Anterolateral Ligament (ALL) Overview
When you begin learning human anatomy, it is assumed that all parts of the body are known and accounted for. In 2013, Belgian researchers discovered a “new” anterolateral ligament in the knee. Initially described in 1879, these researchers brought this structure back to the spotlight almost 150 years later. Before this discovery, the knee ligaments known included the medial collateral ligament or MCL, lateral collateral ligament or LCL, posterior cruciate ligament or PCL, and anterior cruciate ligament or ACL, which are all important components of knee stabilization.
The anterolateral ligament, or ALL, is found on the outside portion of the knee, somewhat toward the front. This is important because, based on the location, when people present with ACL injuries, they may also suffer ALL deficiencies. In fact, one study found the ALL is injured in over 90% of patients with ACL tears. This was left untreated in the past simply because the ALL ligament was unknown by most orthopedic surgeons.
The Elusive ALL
Many wonder how this ligament eluded researchers for so long. The answer to this makes sense when you think about the facts. The knee joint is completely covered by a fibrous capsule that contains fluid so the knee moves smoothly. The ligaments surrounding the knee are adjacent to this fluid filled capsule and often challenging to determine as a separate band of fibers. However, unlike other ligaments like the LCL and MCL, the ALL is closely associated with another band of tissue that is hard to differentiate on dissection.
The ALL is very similar to these other ligaments, but it was not viewed as a separate structure or component. However, now identified as a separate structure, it has a specific job in regard to knee stability and surgeons can better diagnose and treat knee injuries. The ALL helps with controlling tibial internal rotation, which is essential when you lock or unlock your knee. It also plays a role in overall knee stability.
The Role of the ALL in Sports Injuries
After the ALL was discovered, many professionals believed that there was the possibility that when athletes sustained an ACL tear, the ALL may have also been damaged. This is a viable explanation to why some people haven’t ever fully recovered from the ACL injuries they suffered, even after undergoing ACL operations. For example, NFL athletes have a return to play rate of only 55% at 2 years after ACL reconstruction and roughly 4 in 10 are unable to ever return after the injury.
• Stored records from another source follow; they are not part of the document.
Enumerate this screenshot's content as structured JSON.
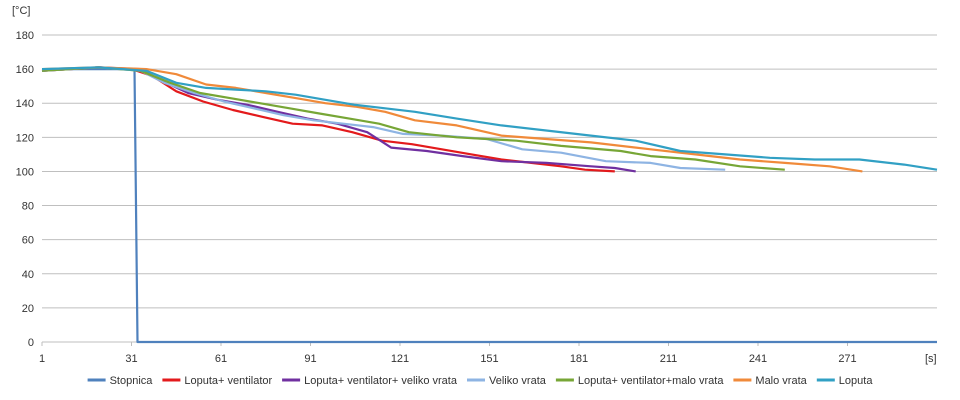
{
  "chart_data": {
    "type": "line",
    "title": "",
    "xlabel": "[s]",
    "ylabel": "[°C]",
    "xlim": [
      1,
      301
    ],
    "ylim": [
      0,
      180
    ],
    "x_ticks": [
      1,
      31,
      61,
      91,
      121,
      151,
      181,
      211,
      241,
      271
    ],
    "y_ticks": [
      0,
      20,
      40,
      60,
      80,
      100,
      120,
      140,
      160,
      180
    ],
    "grid": true,
    "legend_position": "bottom",
    "series": [
      {
        "name": "Stopnica",
        "color": "#4f81bd",
        "points": [
          [
            1,
            160
          ],
          [
            32,
            160
          ],
          [
            33,
            0
          ],
          [
            301,
            0
          ]
        ]
      },
      {
        "name": "Loputa+ ventilator",
        "color": "#e31a1c",
        "points": [
          [
            1,
            159
          ],
          [
            20,
            161
          ],
          [
            31,
            160
          ],
          [
            38,
            156
          ],
          [
            46,
            147
          ],
          [
            55,
            141
          ],
          [
            65,
            136
          ],
          [
            75,
            132
          ],
          [
            85,
            128
          ],
          [
            95,
            127
          ],
          [
            105,
            123
          ],
          [
            115,
            118
          ],
          [
            125,
            116
          ],
          [
            135,
            113
          ],
          [
            145,
            110
          ],
          [
            155,
            107
          ],
          [
            165,
            105
          ],
          [
            175,
            103
          ],
          [
            183,
            101
          ],
          [
            193,
            100
          ]
        ]
      },
      {
        "name": "Loputa+ ventilator+ veliko vrata",
        "color": "#7030a0",
        "points": [
          [
            1,
            159
          ],
          [
            20,
            161
          ],
          [
            34,
            160
          ],
          [
            40,
            154
          ],
          [
            50,
            146
          ],
          [
            60,
            142
          ],
          [
            70,
            139
          ],
          [
            80,
            135
          ],
          [
            90,
            131
          ],
          [
            100,
            128
          ],
          [
            110,
            123
          ],
          [
            118,
            114
          ],
          [
            130,
            112
          ],
          [
            142,
            109
          ],
          [
            155,
            106
          ],
          [
            170,
            105
          ],
          [
            185,
            103
          ],
          [
            193,
            102
          ],
          [
            200,
            100
          ]
        ]
      },
      {
        "name": "Veliko vrata",
        "color": "#8eb4e3",
        "points": [
          [
            1,
            159
          ],
          [
            20,
            161
          ],
          [
            34,
            159
          ],
          [
            42,
            152
          ],
          [
            52,
            146
          ],
          [
            62,
            141
          ],
          [
            72,
            137
          ],
          [
            82,
            133
          ],
          [
            92,
            130
          ],
          [
            102,
            128
          ],
          [
            112,
            126
          ],
          [
            122,
            122
          ],
          [
            135,
            121
          ],
          [
            150,
            119
          ],
          [
            162,
            113
          ],
          [
            175,
            111
          ],
          [
            190,
            106
          ],
          [
            205,
            105
          ],
          [
            215,
            102
          ],
          [
            230,
            101
          ]
        ]
      },
      {
        "name": "Loputa+ ventilator+malo vrata",
        "color": "#77a636",
        "points": [
          [
            1,
            159
          ],
          [
            20,
            161
          ],
          [
            34,
            159
          ],
          [
            44,
            152
          ],
          [
            54,
            146
          ],
          [
            64,
            143
          ],
          [
            74,
            140
          ],
          [
            84,
            137
          ],
          [
            94,
            134
          ],
          [
            104,
            131
          ],
          [
            114,
            128
          ],
          [
            124,
            123
          ],
          [
            140,
            120
          ],
          [
            160,
            118
          ],
          [
            175,
            115
          ],
          [
            195,
            112
          ],
          [
            205,
            109
          ],
          [
            220,
            107
          ],
          [
            235,
            103
          ],
          [
            250,
            101
          ]
        ]
      },
      {
        "name": "Malo vrata",
        "color": "#f08a3a",
        "points": [
          [
            1,
            160
          ],
          [
            20,
            161
          ],
          [
            36,
            160
          ],
          [
            46,
            157
          ],
          [
            56,
            151
          ],
          [
            66,
            149
          ],
          [
            76,
            146
          ],
          [
            86,
            143
          ],
          [
            96,
            140
          ],
          [
            106,
            138
          ],
          [
            116,
            135
          ],
          [
            126,
            130
          ],
          [
            140,
            127
          ],
          [
            155,
            121
          ],
          [
            170,
            119
          ],
          [
            185,
            117
          ],
          [
            205,
            113
          ],
          [
            220,
            110
          ],
          [
            235,
            107
          ],
          [
            250,
            105
          ],
          [
            265,
            103
          ],
          [
            276,
            100
          ]
        ]
      },
      {
        "name": "Loputa",
        "color": "#31a0c4",
        "points": [
          [
            1,
            160
          ],
          [
            20,
            161
          ],
          [
            36,
            159
          ],
          [
            46,
            152
          ],
          [
            56,
            149
          ],
          [
            66,
            148
          ],
          [
            76,
            147
          ],
          [
            86,
            145
          ],
          [
            96,
            142
          ],
          [
            106,
            139
          ],
          [
            116,
            137
          ],
          [
            126,
            135
          ],
          [
            140,
            131
          ],
          [
            155,
            127
          ],
          [
            170,
            124
          ],
          [
            185,
            121
          ],
          [
            200,
            118
          ],
          [
            215,
            112
          ],
          [
            230,
            110
          ],
          [
            245,
            108
          ],
          [
            260,
            107
          ],
          [
            275,
            107
          ],
          [
            290,
            104
          ],
          [
            301,
            101
          ]
        ]
      }
    ]
  }
}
Because the ALL may still damaged, recovering completely may have been virtually impossible. Also, small fractures blamed on the ACL tear in the past, called Segond fractures, are actually an injury in which the ALL pulls a piece of bone off tibia.
Thanks to many researchers across the world, including Dr. Daggett who has published numerous articles on the subject, many orthopedic surgeons now believe that this “new” ligament plays a significant role in knee function. If it is not restored, reconstructed, or replaced, athletes may never fully recover the total function of their knee. More research needs to be performed, but early clinical results are quite promising with a re-rupture rate significantly less than what is currently seen in the literature. In addition, more athletes are returning to play.
The ALL is a unique ligament that remained hidden in the vast fibrous network of the knee for years. AOSM is leading research to better understand the role of the anterolateral ligament, and ligamentous injuries to the knee.